A Tanzu Kubernetes cluster resides in a vSphere Namespace. You can deploy workloads and services to Tanzu Kubernetes clusters the same way and by using the same tools as you would with standard Kubernetes clusters.
Figure 4. vSphere with Tanzu Architecture for Tanzu Kubernetes Clusters
Architecture for TKG clusters.

Supervisor Cluster Configured with the vSphere Networking Stack

A Supervisor Cluster that is configured with the vSphere networking stack only supports running Tanzu Kubernetes clusters created by using the Tanzu Kubernetes Grid Service.

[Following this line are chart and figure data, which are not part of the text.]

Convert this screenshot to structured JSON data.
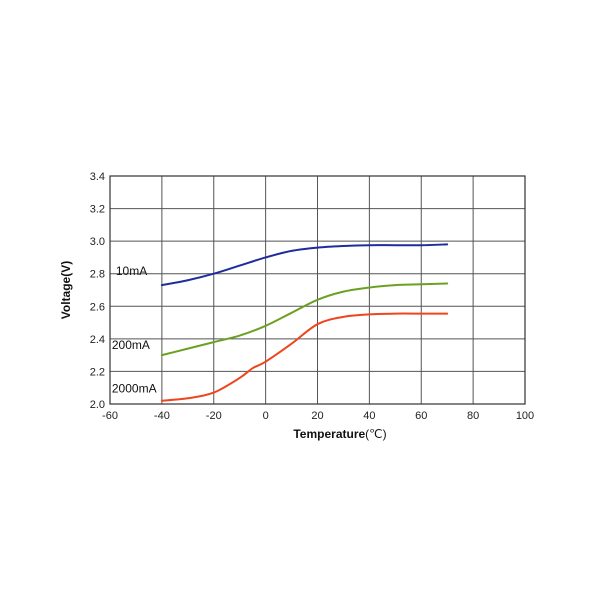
{
  "chart_data": {
    "type": "line",
    "xlabel": "Temperature",
    "xlabel_unit": "(℃)",
    "ylabel": "Voltage(V)",
    "xlim": [
      -60,
      100
    ],
    "ylim": [
      2.0,
      3.4
    ],
    "xticks": [
      "-60",
      "-40",
      "-20",
      "0",
      "20",
      "40",
      "60",
      "80",
      "100"
    ],
    "yticks": [
      "2.0",
      "2.2",
      "2.4",
      "2.6",
      "2.8",
      "3.0",
      "3.2",
      "3.4"
    ],
    "grid": true,
    "series": [
      {
        "name": "10mA",
        "color": "#1f2c9b",
        "x": [
          -40,
          -30,
          -20,
          -10,
          0,
          10,
          20,
          30,
          40,
          50,
          60,
          70
        ],
        "y": [
          2.73,
          2.76,
          2.8,
          2.85,
          2.9,
          2.94,
          2.96,
          2.97,
          2.975,
          2.975,
          2.975,
          2.98
        ]
      },
      {
        "name": "200mA",
        "color": "#6aa121",
        "x": [
          -40,
          -30,
          -20,
          -10,
          0,
          10,
          20,
          30,
          40,
          50,
          60,
          70
        ],
        "y": [
          2.3,
          2.34,
          2.38,
          2.42,
          2.48,
          2.56,
          2.64,
          2.69,
          2.715,
          2.73,
          2.735,
          2.74
        ]
      },
      {
        "name": "2000mA",
        "color": "#f0441c",
        "x": [
          -40,
          -30,
          -20,
          -10,
          -5,
          0,
          10,
          20,
          30,
          40,
          50,
          60,
          70
        ],
        "y": [
          2.02,
          2.035,
          2.07,
          2.16,
          2.22,
          2.26,
          2.37,
          2.49,
          2.535,
          2.55,
          2.555,
          2.555,
          2.555
        ]
      }
    ]
  }
}
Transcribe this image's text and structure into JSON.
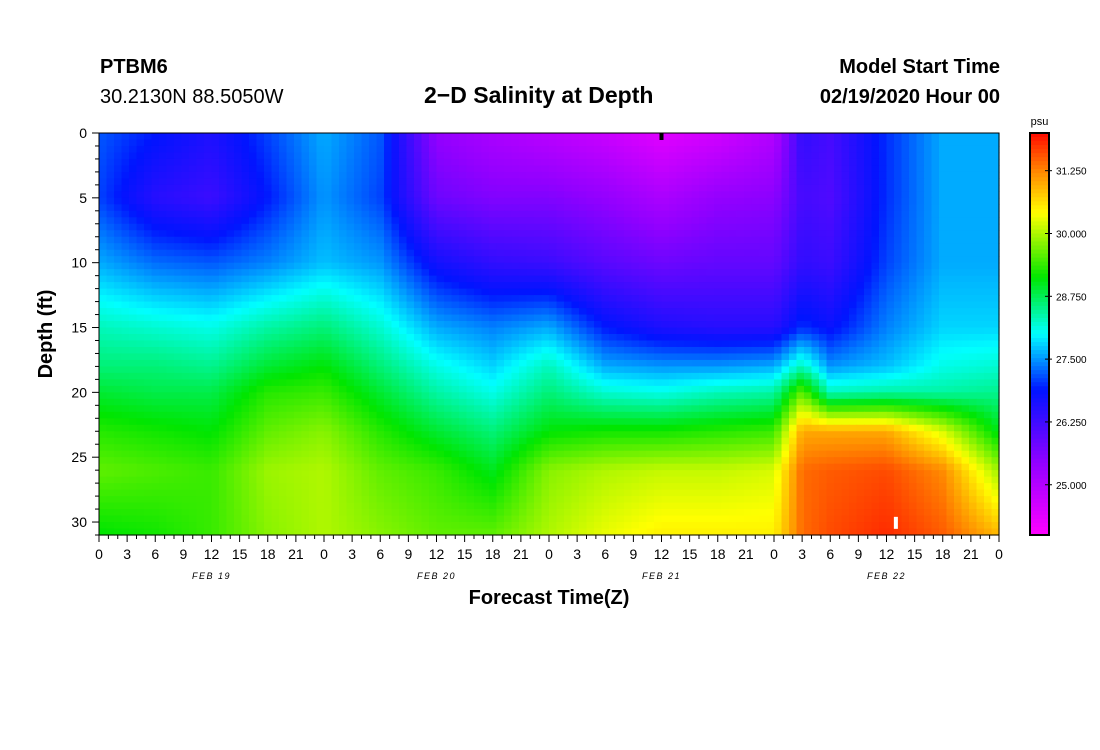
{
  "header": {
    "station": "PTBM6",
    "coords": "30.2130N 88.5050W",
    "title": "2−D Salinity at Depth",
    "model_start_label": "Model Start Time",
    "model_start_date": "02/19/2020 Hour 00"
  },
  "chart_data": {
    "type": "heatmap",
    "title": "2−D Salinity at Depth",
    "xlabel": "Forecast Time(Z)",
    "ylabel": "Depth (ft)",
    "xlim": [
      0,
      96
    ],
    "ylim": [
      31,
      0
    ],
    "x_tick_labels": [
      "0",
      "3",
      "6",
      "9",
      "12",
      "15",
      "18",
      "21",
      "0",
      "3",
      "6",
      "9",
      "12",
      "15",
      "18",
      "21",
      "0",
      "3",
      "6",
      "9",
      "12",
      "15",
      "18",
      "21",
      "0",
      "3",
      "6",
      "9",
      "12",
      "15",
      "18",
      "21",
      "0"
    ],
    "y_ticks": [
      0,
      5,
      10,
      15,
      20,
      25,
      30
    ],
    "date_labels": [
      {
        "label": "FEB 19",
        "hour": 12
      },
      {
        "label": "FEB 20",
        "hour": 36
      },
      {
        "label": "FEB 21",
        "hour": 60
      },
      {
        "label": "FEB 22",
        "hour": 84
      }
    ],
    "colorbar": {
      "unit": "psu",
      "min": 24.0,
      "max": 32.0,
      "tick_labels": [
        "31.250",
        "30.000",
        "28.750",
        "27.500",
        "26.250",
        "25.000"
      ],
      "tick_values": [
        31.25,
        30.0,
        28.75,
        27.5,
        26.25,
        25.0
      ]
    },
    "depths": [
      0,
      5,
      10,
      15,
      18,
      20,
      23,
      26,
      31
    ],
    "times": [
      0,
      6,
      12,
      18,
      24,
      30,
      36,
      42,
      48,
      54,
      60,
      66,
      72,
      75,
      78,
      84,
      90,
      96
    ],
    "salinity": [
      [
        27.2,
        26.9,
        26.6,
        27.1,
        27.6,
        27.2,
        25.4,
        25.1,
        24.9,
        24.7,
        24.4,
        24.6,
        25.0,
        26.4,
        26.2,
        27.0,
        27.6,
        27.6
      ],
      [
        27.1,
        26.5,
        26.3,
        26.9,
        27.5,
        27.1,
        25.8,
        25.6,
        25.6,
        25.4,
        25.1,
        25.4,
        25.5,
        26.2,
        26.1,
        27.0,
        27.6,
        27.6
      ],
      [
        27.6,
        27.3,
        27.2,
        27.4,
        27.7,
        27.5,
        26.7,
        26.4,
        26.3,
        26.0,
        25.8,
        25.9,
        25.9,
        26.4,
        26.3,
        27.1,
        27.6,
        27.6
      ],
      [
        28.3,
        28.2,
        28.1,
        28.4,
        28.6,
        28.2,
        27.6,
        27.4,
        27.6,
        26.9,
        26.6,
        26.5,
        26.5,
        27.0,
        26.8,
        27.4,
        27.8,
        27.8
      ],
      [
        28.6,
        28.6,
        28.5,
        28.9,
        29.1,
        28.6,
        28.1,
        27.8,
        28.3,
        27.6,
        27.5,
        27.5,
        27.6,
        28.3,
        27.5,
        27.7,
        28.1,
        28.2
      ],
      [
        28.9,
        28.8,
        28.8,
        29.3,
        29.4,
        28.9,
        28.4,
        28.1,
        28.6,
        28.2,
        28.1,
        28.3,
        28.4,
        29.6,
        28.3,
        28.4,
        28.4,
        28.5
      ],
      [
        29.3,
        29.2,
        29.1,
        29.6,
        29.8,
        29.3,
        28.9,
        28.6,
        29.1,
        29.2,
        29.2,
        29.3,
        29.4,
        31.0,
        31.0,
        31.0,
        30.2,
        29.0
      ],
      [
        29.6,
        29.5,
        29.4,
        29.9,
        30.0,
        29.6,
        29.4,
        29.0,
        29.8,
        30.0,
        30.1,
        30.1,
        30.2,
        31.4,
        31.5,
        31.6,
        31.2,
        29.9
      ],
      [
        29.1,
        29.2,
        29.4,
        29.8,
        30.0,
        29.8,
        29.6,
        29.6,
        30.0,
        30.3,
        30.5,
        30.5,
        30.5,
        31.4,
        31.6,
        31.8,
        31.5,
        30.9
      ]
    ],
    "marker_hours": [
      60,
      85
    ]
  }
}
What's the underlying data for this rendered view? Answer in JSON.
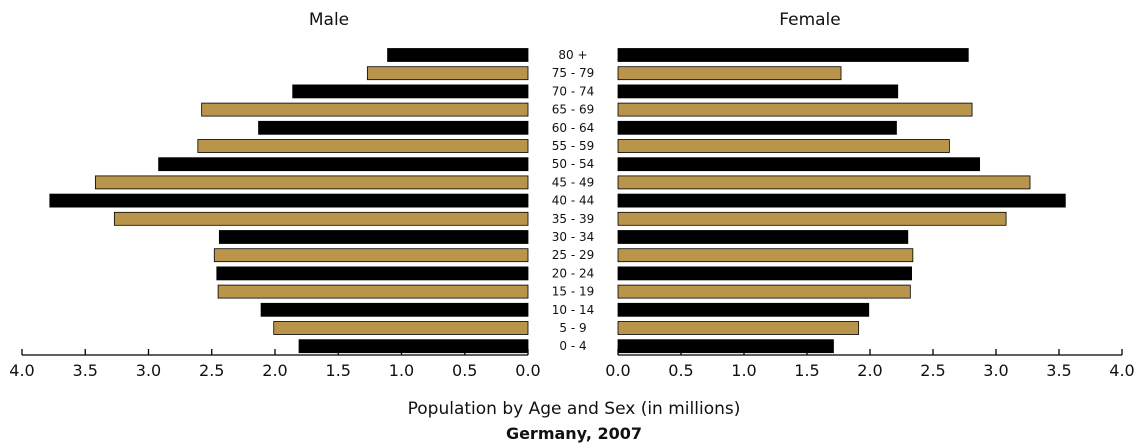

The cluster also supports the vSphere Network Service and the Storage Service.

A Supervisor Cluster that is configured with the vSphere networking stack does not support vSphere Pods. Therefore, the Spherelet component is not available in such Supervisor Cluster and Kubernetes pods run inside Tanzu Kubernetes clusters only. A Supervisor Cluster that is configured with the vSphere networking stack also does not support the Harbor Registry, because the service is only used with vSphere Pods.

A vSphere Namespace created on a cluster that is configured with the vSphere networking stack also does not support running vSphere Pods, but only Tanzu Kubernetes clusters.